Lalu Hambali melanjutkan cerita bookingan. Suasana hening. Intonasi suara saksi makina tinggi. Sehingga, sorot mata majelis hakim dan yang hadir tertuju ke saksi Hambali.
“Sebenarnya saya malas ngurus rekrutmen Panwascam, karena tak punya saham. Tapi, saya terus didesak oleh anggota IKA UINSA. Saya coba cari jalan. Ada teman yang ngajak menemui salah satu anggota DPR RI di Rumah Makan HK di Sumenep. Jauh sebelum pendaftaran dibuka. Saya disarankan ke Syukri. Tapi katanya sudah terlambat. Sudah ada yang ngisi. Lalu saya cek ke yang lain, juga sama. Intinya majelis hakim, saya bicara ini di atas sumpah bahwa rekrutmen Panwascam ini vulgar. Sarat titipan. Buktinya, minat pendaftar sedikit karena banyak yang ngerti siapa yang akan lolos. Dan juga terbukti ada kecamatan yang diperpanjang waktu pendaftaranya karena kurang dari batas minimum,” cerita Hambali dengan mimik serius.
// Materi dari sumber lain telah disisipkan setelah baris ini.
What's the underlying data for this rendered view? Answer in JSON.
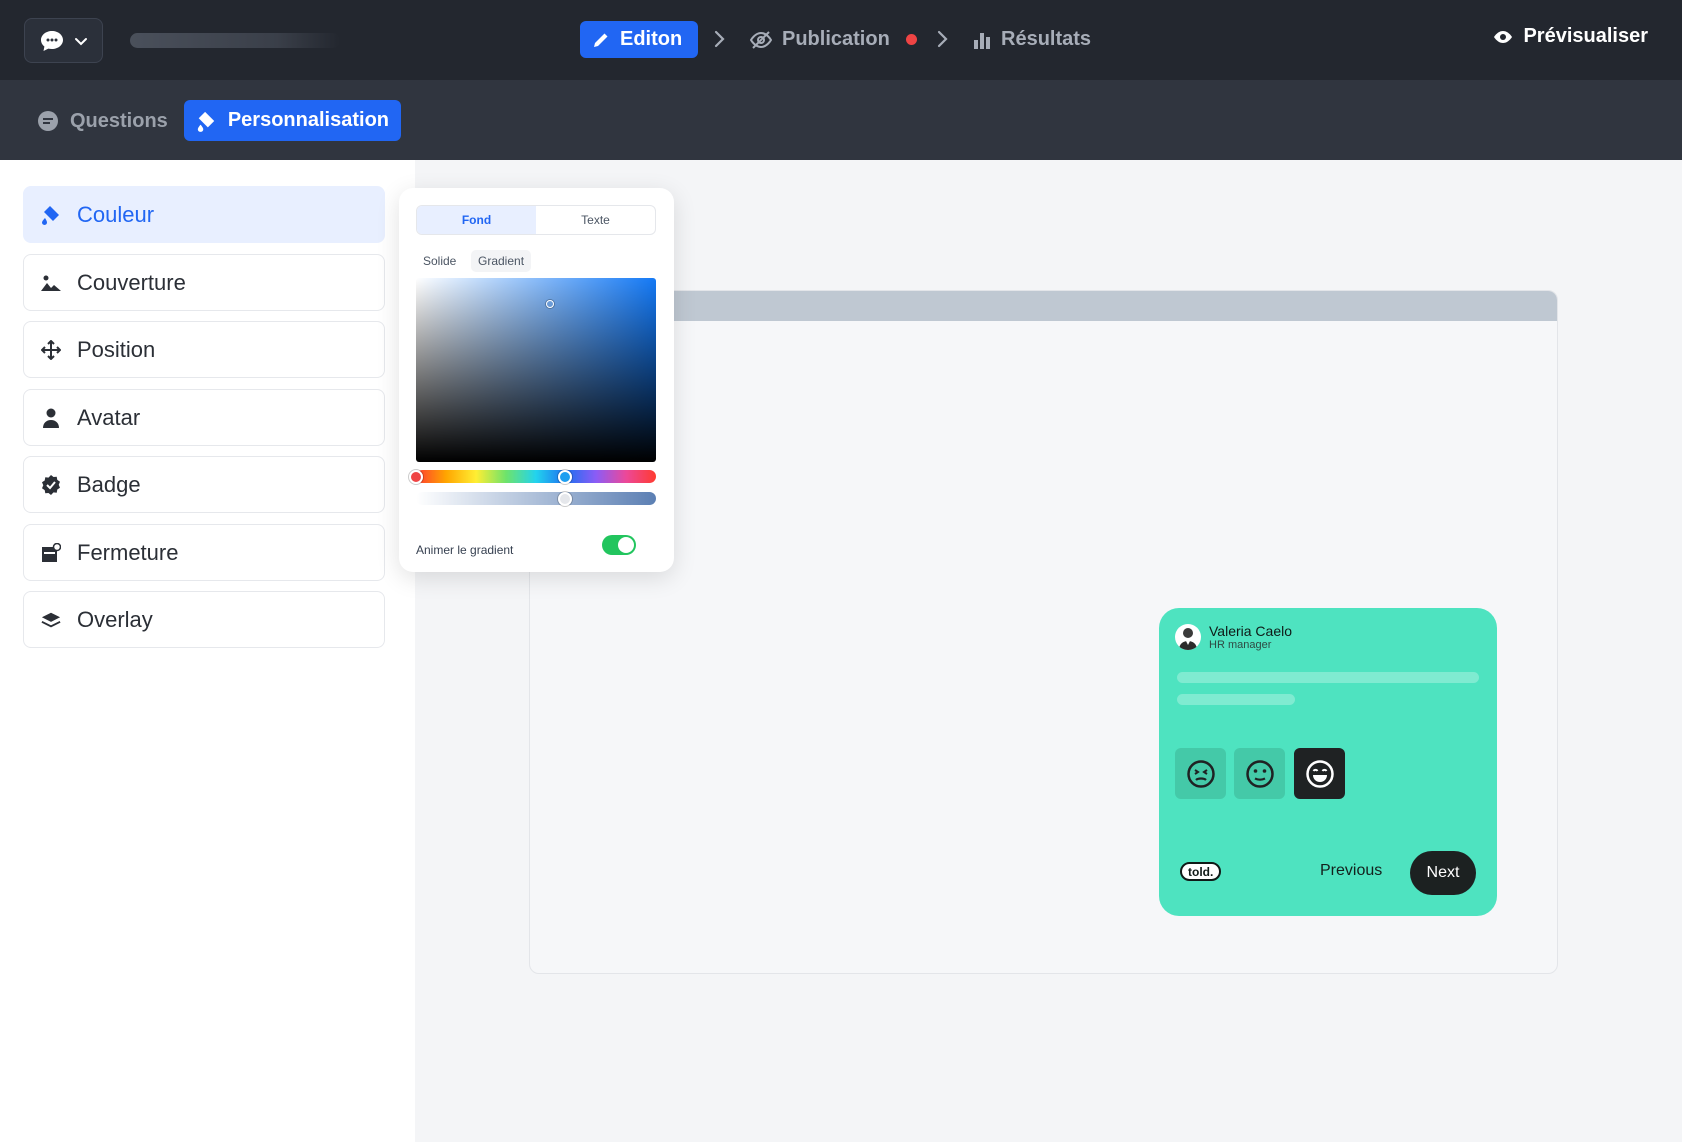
{
  "topbar": {
    "steps": [
      {
        "label": "Editon",
        "icon": "pencil-icon",
        "active": true
      },
      {
        "label": "Publication",
        "icon": "eye-off-icon",
        "status_color": "#ef4444"
      },
      {
        "label": "Résultats",
        "icon": "bar-chart-icon"
      }
    ],
    "preview_label": "Prévisualiser"
  },
  "subnav": {
    "questions_label": "Questions",
    "personnalisation_label": "Personnalisation"
  },
  "sidebar": {
    "items": [
      {
        "label": "Couleur",
        "icon": "paint-bucket-icon",
        "active": true
      },
      {
        "label": "Couverture",
        "icon": "image-icon"
      },
      {
        "label": "Position",
        "icon": "move-icon"
      },
      {
        "label": "Avatar",
        "icon": "user-icon"
      },
      {
        "label": "Badge",
        "icon": "badge-check-icon"
      },
      {
        "label": "Fermeture",
        "icon": "close-window-icon"
      },
      {
        "label": "Overlay",
        "icon": "layers-icon"
      }
    ]
  },
  "color_picker": {
    "tabs": [
      "Fond",
      "Texte"
    ],
    "active_tab": "Fond",
    "modes": [
      "Solide",
      "Gradient"
    ],
    "active_mode": "Gradient",
    "hue_level": 0.62,
    "alpha_level": 0.62,
    "saturation": 0.56,
    "brightness": 0.86,
    "animate_label": "Animer le gradient",
    "animate_on": true
  },
  "widget": {
    "name": "Valeria Caelo",
    "role": "HR manager",
    "brand": "told.",
    "previous_label": "Previous",
    "next_label": "Next",
    "background_color": "#4ee3c0",
    "emojis": [
      "angry-face-icon",
      "neutral-face-icon",
      "happy-face-icon"
    ],
    "selected_emoji": 2
  },
  "colors": {
    "accent": "#2166f3",
    "topbar": "#23272f",
    "subbar": "#30353f"
  }
}
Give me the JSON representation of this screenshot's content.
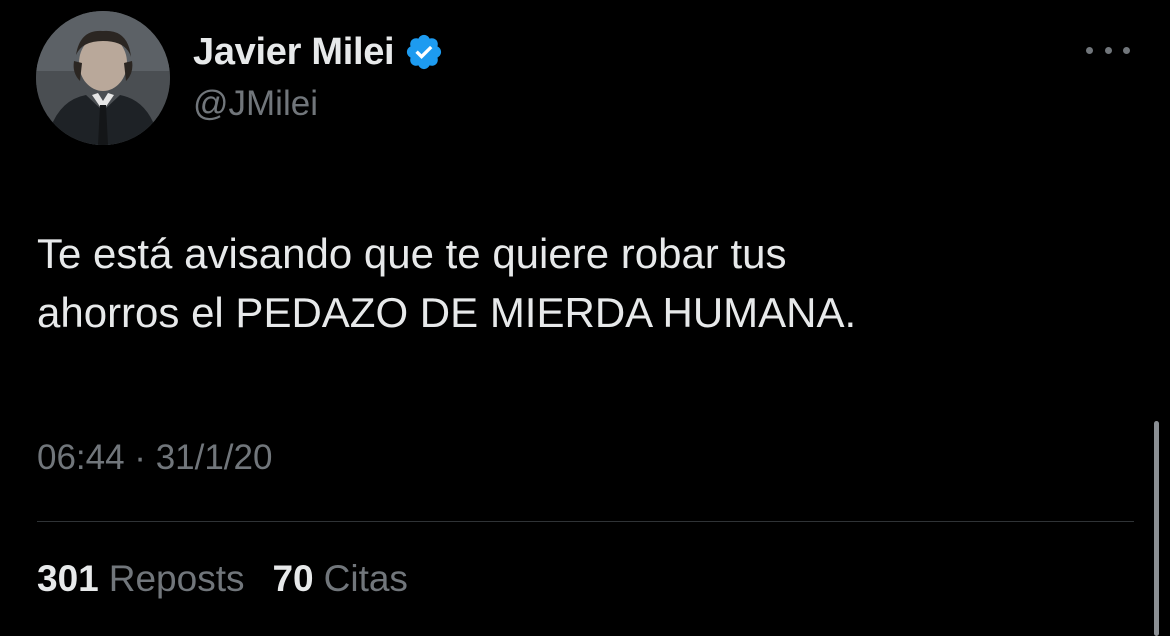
{
  "author": {
    "display_name": "Javier Milei",
    "handle": "@JMilei",
    "verified": true
  },
  "tweet": {
    "text": "Te está avisando que te quiere robar tus\nahorros el PEDAZO DE MIERDA HUMANA.",
    "timestamp": "06:44 · 31/1/20"
  },
  "stats": {
    "reposts_count": "301",
    "reposts_label": "Reposts",
    "quotes_count": "70",
    "quotes_label": "Citas"
  },
  "icons": {
    "verified": "verified-badge-icon",
    "more": "more-horizontal-icon"
  },
  "colors": {
    "background": "#000000",
    "primary_text": "#e7e9ea",
    "secondary_text": "#71767b",
    "verified_blue": "#1d9bf0",
    "divider": "#2f3336"
  }
}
Suasana sempat reda karena teradu tidak menanggapi pernyataan saksi Hambali. Dan majelis hakim kembali memberi kesempatan kepada kuasa pengadu. Dengan intonasi meninggi, secara tegas Azam Khan minta keadilan ditegakkan setelah melihat bukti-bukti dan mendengar keterangan saksi.
“Keterangan saksi merupakan rangkaian sebuah peristiwa. Sedangkan penyataan di atas materai dan berita acara itu, merupakan bukti nyata. Karena itu, saya berharap majelis hakim bisa menegakkan keadilan. Sebab, acuan kelolosan itu tidak jelas,” sebut pengacara kondang Jakarta itu.
Akhir sidang, Ketua Majelis Hakim Alfitra Salamm mengatakan, “Kami pasti mendengar dari sejumlah keterangan di persidangan ini. Dan akan mengkaitkan dengan fakta-fakta yang ada di persidangan. Kami semua catat dan menjadi bahan pertimbangan untuk pleno. Anggota kami ada tujuh orang. Dari pleno itu akan memberikan pendapat dan akan bertindak seadil-adilnya. Jika hasil pleno masih belum dianggap belum memberi keadilan, kami tetap membuka pengaduan,” jelas Alfitra.
Sebelum menutup, Alfitra meminta kepada teradu agar menyerahkan hasil rangking nilai peserta dan juknis rekrutmen Panwascam agar dserahkan ke DKPP.
Sementara hasil pleno DKPP belum ditentukan waktunya.